Exercise 2.4: Test independence of iris Species and binned Sepal.Length
Task: A botany student wants to know whether iris Species is related to flower size. Bin iris$Sepal.Length into "short" (under 5.5), "medium" (5.5 to under 6.5), and "long" (6.5 and above), build the Species by size table, run chisq.test() on the 3x3 table, and save the full result to ex_2_4.
Expected result:
#> Pearson's Chi-squared test
#>
#> data: iris_tab
#> X-squared = 90.81, df = 4, p-value < 2.2e-16
Difficulty: Intermediate
With the species-by-size table already built, the independence test needs nothing beyond the table itself.
Hand iris_tab to chisq.test() directly.
Click to reveal solution
Explanation: Degrees of freedom equal (3 - 1) * (3 - 1) = 4. The p-value is essentially zero because setosa is overwhelmingly short while virginica is overwhelmingly medium or long, with versicolor straddling between. The cells driving the chi-square statistic are exactly where Species and binned size disagree most, which exercise 3.4 quantifies through per-cell contributions.
Section 3. Effect size and residuals (4 problems)
Exercise 3.1: Compute Cramer's V for the Titanic class by survived table
Task: A data scientist reporting on ex_2_2 needs Cramer's V as the effect size measure alongside the p-value. Compute V = sqrt(chi_square / (n * (min(rows, cols) - 1))) using ex_2_2$statistic for the chi-square value and sum(ex_2_2$observed) for n, with rows = 4 and cols = 2, then save the single numeric value to ex_3_1.
Expected result:
#> [1] 0.294
Difficulty: Intermediate
Effect size rescales the raw statistic by the sample size and the smaller table dimension so it lands between 0 and 1.

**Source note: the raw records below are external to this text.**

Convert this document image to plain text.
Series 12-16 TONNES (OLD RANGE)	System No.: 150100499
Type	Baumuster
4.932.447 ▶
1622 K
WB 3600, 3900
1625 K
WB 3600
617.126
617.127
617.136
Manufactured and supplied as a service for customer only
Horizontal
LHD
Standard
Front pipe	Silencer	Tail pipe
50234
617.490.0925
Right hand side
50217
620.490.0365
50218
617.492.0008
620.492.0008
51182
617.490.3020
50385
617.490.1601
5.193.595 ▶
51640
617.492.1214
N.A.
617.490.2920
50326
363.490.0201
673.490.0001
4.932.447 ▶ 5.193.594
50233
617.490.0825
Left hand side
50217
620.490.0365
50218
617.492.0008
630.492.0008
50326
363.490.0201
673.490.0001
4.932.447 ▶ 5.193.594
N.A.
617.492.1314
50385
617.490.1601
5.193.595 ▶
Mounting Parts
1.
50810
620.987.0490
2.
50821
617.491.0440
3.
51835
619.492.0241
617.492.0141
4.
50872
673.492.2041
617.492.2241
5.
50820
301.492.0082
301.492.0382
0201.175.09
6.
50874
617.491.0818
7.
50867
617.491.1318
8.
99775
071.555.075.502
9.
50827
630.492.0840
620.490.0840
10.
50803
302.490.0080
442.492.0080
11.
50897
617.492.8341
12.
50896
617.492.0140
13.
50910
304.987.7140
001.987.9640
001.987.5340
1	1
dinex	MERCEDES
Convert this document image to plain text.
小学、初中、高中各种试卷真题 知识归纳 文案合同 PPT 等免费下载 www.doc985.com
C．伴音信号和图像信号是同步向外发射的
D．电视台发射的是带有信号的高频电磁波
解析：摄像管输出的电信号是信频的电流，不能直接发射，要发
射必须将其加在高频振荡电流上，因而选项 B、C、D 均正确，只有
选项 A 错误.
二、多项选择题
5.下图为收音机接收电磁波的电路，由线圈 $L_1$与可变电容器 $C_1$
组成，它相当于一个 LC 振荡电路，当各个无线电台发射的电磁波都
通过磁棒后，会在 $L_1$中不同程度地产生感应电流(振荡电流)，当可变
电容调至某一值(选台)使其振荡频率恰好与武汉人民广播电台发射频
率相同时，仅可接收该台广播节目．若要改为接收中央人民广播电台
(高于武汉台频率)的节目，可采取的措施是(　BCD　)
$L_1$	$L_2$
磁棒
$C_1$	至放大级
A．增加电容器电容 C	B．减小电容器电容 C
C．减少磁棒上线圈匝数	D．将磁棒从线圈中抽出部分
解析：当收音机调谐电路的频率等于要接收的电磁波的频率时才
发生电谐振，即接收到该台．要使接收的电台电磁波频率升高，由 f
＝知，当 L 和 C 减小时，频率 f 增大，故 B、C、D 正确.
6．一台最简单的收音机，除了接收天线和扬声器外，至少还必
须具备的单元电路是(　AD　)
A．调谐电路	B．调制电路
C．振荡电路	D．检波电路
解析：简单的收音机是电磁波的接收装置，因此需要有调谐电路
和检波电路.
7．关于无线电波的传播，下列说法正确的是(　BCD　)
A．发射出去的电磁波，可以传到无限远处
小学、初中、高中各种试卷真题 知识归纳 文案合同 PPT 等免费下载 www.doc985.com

Plug ex_2_2$statistic and sum(ex_2_2$observed) for n into sqrt(chisq / (n * (min(4, 2) - 1))), then round() to 3 places.
Click to reveal solution
Explanation: Cramer's V rescales chi-square onto the 0-to-1 interval so it can be compared across tables of different sizes and sample sizes. By Cohen's rule of thumb for a 1-df table, V around 0.1 is small, 0.3 medium, 0.5 large. The Titanic table lands at V = 0.29, a medium-sized effect: class explains a real but not overwhelming share of the survival variation. The vcd::assocstats() function will print V along with phi and the contingency coefficient if you prefer not to compute it by hand.
Exercise 3.2: Extract standardized residuals for the Titanic table
Task: A reviewer asks which cells of the Titanic Class by Survived table drive the chi-square result. Pull the matrix of standardized residuals from ex_2_2$stdres, round to two decimals, and save the rounded 4x2 matrix to ex_3_2 so cells with |z| greater than 2 can be flagged as deviating from independence.
Expected result:
#> Survived
#> No Yes
#> 1st -9.46 9.46
#> 2nd -1.45 1.45
#> 3rd 5.94 -5.94
#> Crew 4.41 -4.41
Difficulty: Intermediate
The fitted test already holds a matrix of per-cell deviations scaled to behave like z-scores under the null.

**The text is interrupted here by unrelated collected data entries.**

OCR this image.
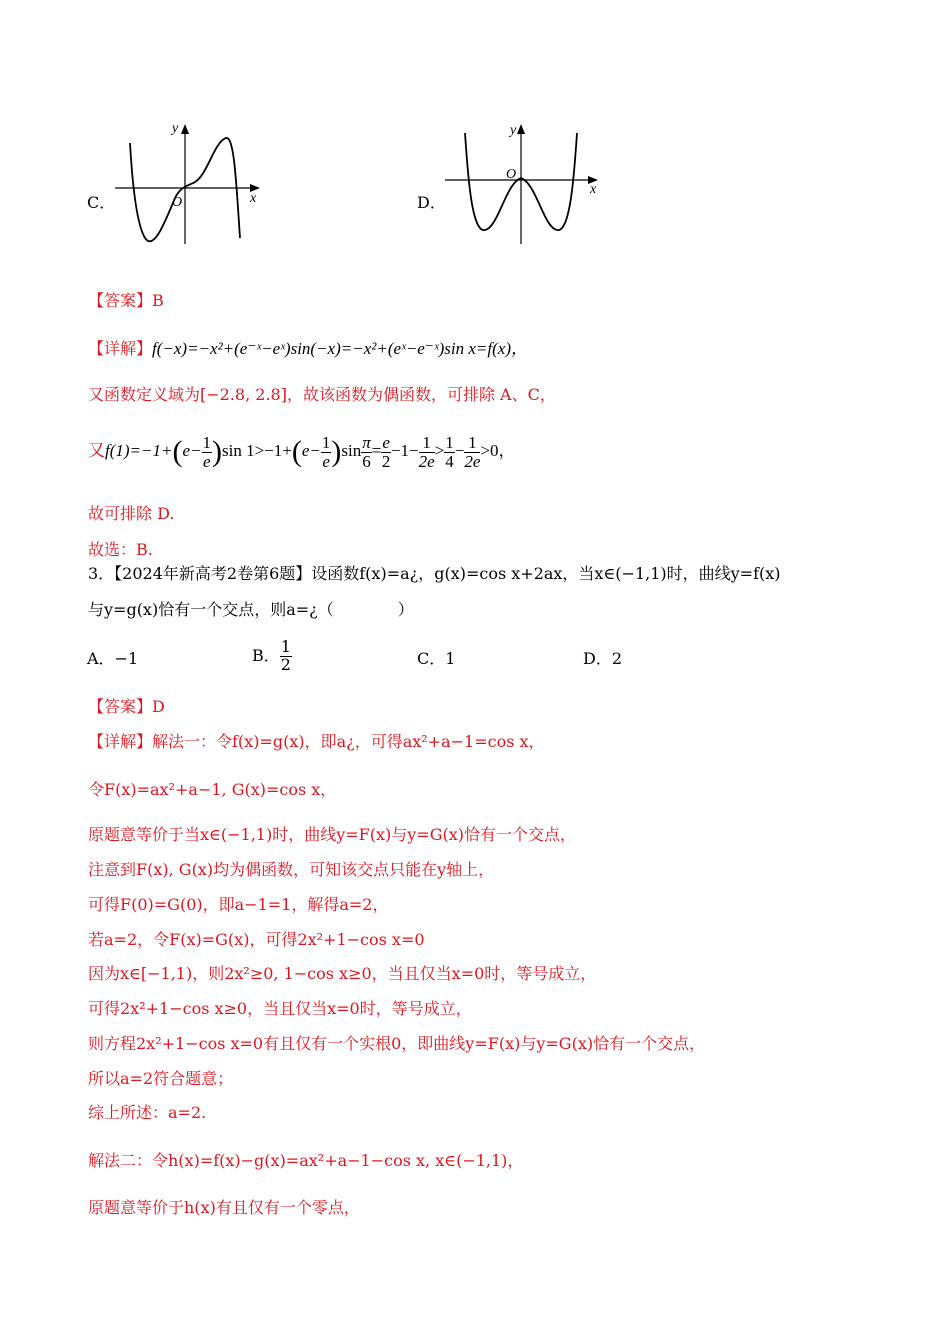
C．
y
x
O	D．
y
x
O
【答案】B
【详解】f(−x)=−x²+(e⁻ˣ−eˣ)sin(−x)=−x²+(eˣ−e⁻ˣ)sin x=f(x)，
又函数定义域为[−2.8, 2.8]，故该函数为偶函数，可排除 A、C，
又$f(1)=-1+(e- \frac{1}{e} )\sin$ $1>-1+(e- \frac{1}{e} )\sin \frac{\pi}{6} = \frac{e}{2} -1- \frac{1}{2e} > \frac{1}{4} - \frac{1}{2e} >0$，
故可排除 D.
故选：B.
3．【2024年新高考2卷第6题】设函数f(x)=a¿，g(x)=cos x+2ax，当x∈(−1,1)时，曲线y=f(x)
与y=g(x)恰有一个交点，则a=¿（　　　　）
A．−1	B． $\frac{1}{2}$	C．1	D．2
【答案】D
【详解】解法一：令f(x)=g(x)，即a¿，可得ax²+a−1=cos x，
令F(x)=ax²+a−1, G(x)=cos x，
原题意等价于当x∈(−1,1)时，曲线y=F(x)与y=G(x)恰有一个交点，
注意到F(x), G(x)均为偶函数，可知该交点只能在y轴上，
可得F(0)=G(0)，即a−1=1，解得a=2，
若a=2，令F(x)=G(x)，可得2x²+1−cos x=0
因为x∈[−1,1)，则2x²≥0, 1−cos x≥0，当且仅当x=0时，等号成立，
可得2x²+1−cos x≥0，当且仅当x=0时，等号成立，
则方程2x²+1−cos x=0有且仅有一个实根0，即曲线y=F(x)与y=G(x)恰有一个交点，
所以a=2符合题意；
综上所述：a=2.
解法二：令h(x)=f(x)−g(x)=ax²+a−1−cos x, x∈(−1,1)，
原题意等价于h(x)有且仅有一个零点，
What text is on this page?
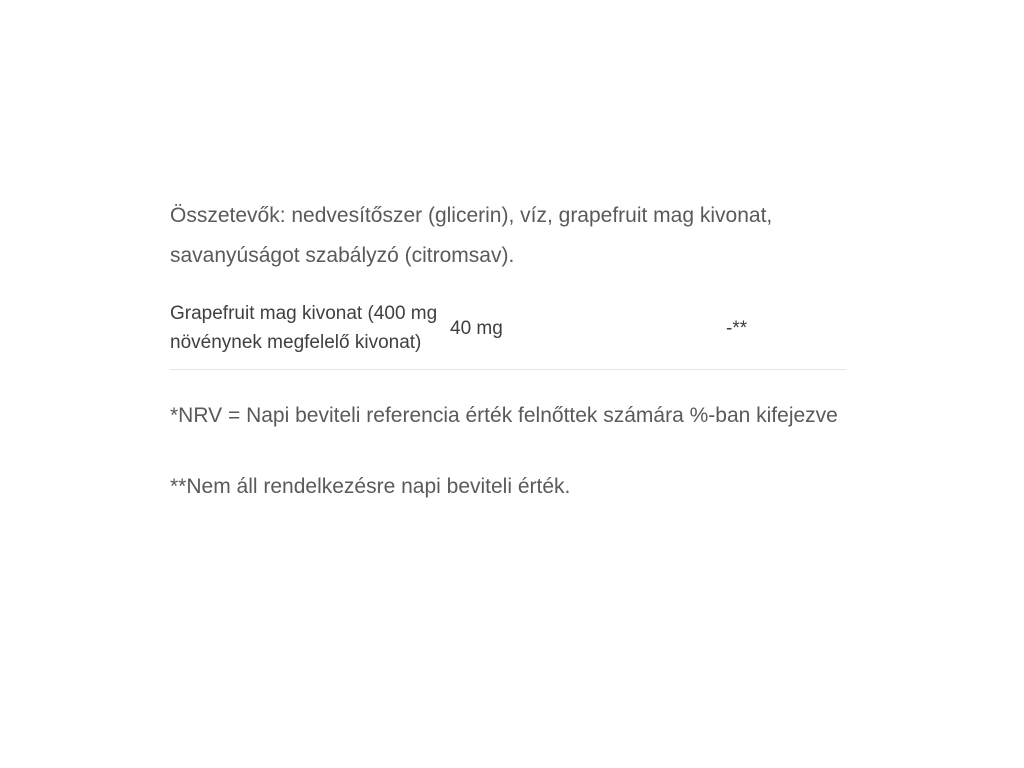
Összetevők: nedvesítőszer (glicerin), víz, grapefruit mag kivonat, savanyúságot szabályzó (citromsav).

Grapefruit mag kivonat (400 mg növénynek megfelelő kivonat)	40 mg	-**

*NRV = Napi beviteli referencia érték felnőttek számára %-ban kifejezve

**Nem áll rendelkezésre napi beviteli érték.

Read ex_2_2$stdres and wrap it in round(..., 2).
Click to reveal solution
Explanation: $stdres returns Pearson residuals adjusted to have asymptotic variance 1, so each cell behaves like a z-score under the null of independence. Values outside +/-2 are unusual: 1st class survived far more (z = 9.5) and 3rd class died far more (z = 5.9) than independence would predict. Use $residuals instead for unadjusted Pearson residuals if you want the raw (O-E)/sqrt(E).
Exercise 3.3: Inspect expected counts before trusting a small contingency test
Task: A statistician wants the matrix of expected counts before running chi-square on the mtcars cyl by gear contingency table to decide if the approximation is trustworthy. Run chisq.test() (wrap with suppressWarnings()), pull $expected, round to two decimals, and save the matrix to ex_3_3 so cells with expected counts below 5 can be located.
Expected result:
#> gear
#> cyl 3 4 5
#> 4 5.16 4.13 1.72
#> 6 3.28 2.62 1.09
#> 8 6.56 5.25 2.19
Difficulty: Intermediate
Before trusting a test on a sparse table, look at the count each cell would hold if the variables were independent.
Run suppressWarnings(chisq.test(cyl_gear)), pull its $expected component, and round() to 2 decimals.
Click to reveal solution
Explanation: Five of the nine expected counts sit below 5, so the chi-square approximation is unreliable: R warns about this whenever you fit a small table. The cure is either to collapse sparse rows or columns into broader categories, or to switch to Monte Carlo simulation (exercise 4.3) or Fisher's exact (exercise 4.2). Use $expected to make this decision explicitly rather than guessing from row and column totals.
Exercise 3.4: Rank cells by their contribution to the chi-square statistic
Task: A teaching assistant wants the per-cell contribution to the chi-square statistic for the Titanic Class by Survived table to highlight which cells dominate. Compute (O - E)^2 / E from ex_2_2$observed and ex_2_2$expected, round to one decimal, and save the 4x2 matrix to ex_3_4 so the largest contributors can be ranked.
Expected result:
#> Survived
#> No Yes
#> 1st 47.6 74.7
#> 2nd 1.0 1.5
#> 3rd 16.8 26.4
#> Crew 8.7 13.7
Difficulty: Advanced
Each cell's share of the total statistic is its squared gap between observed and expected, scaled by the expected value.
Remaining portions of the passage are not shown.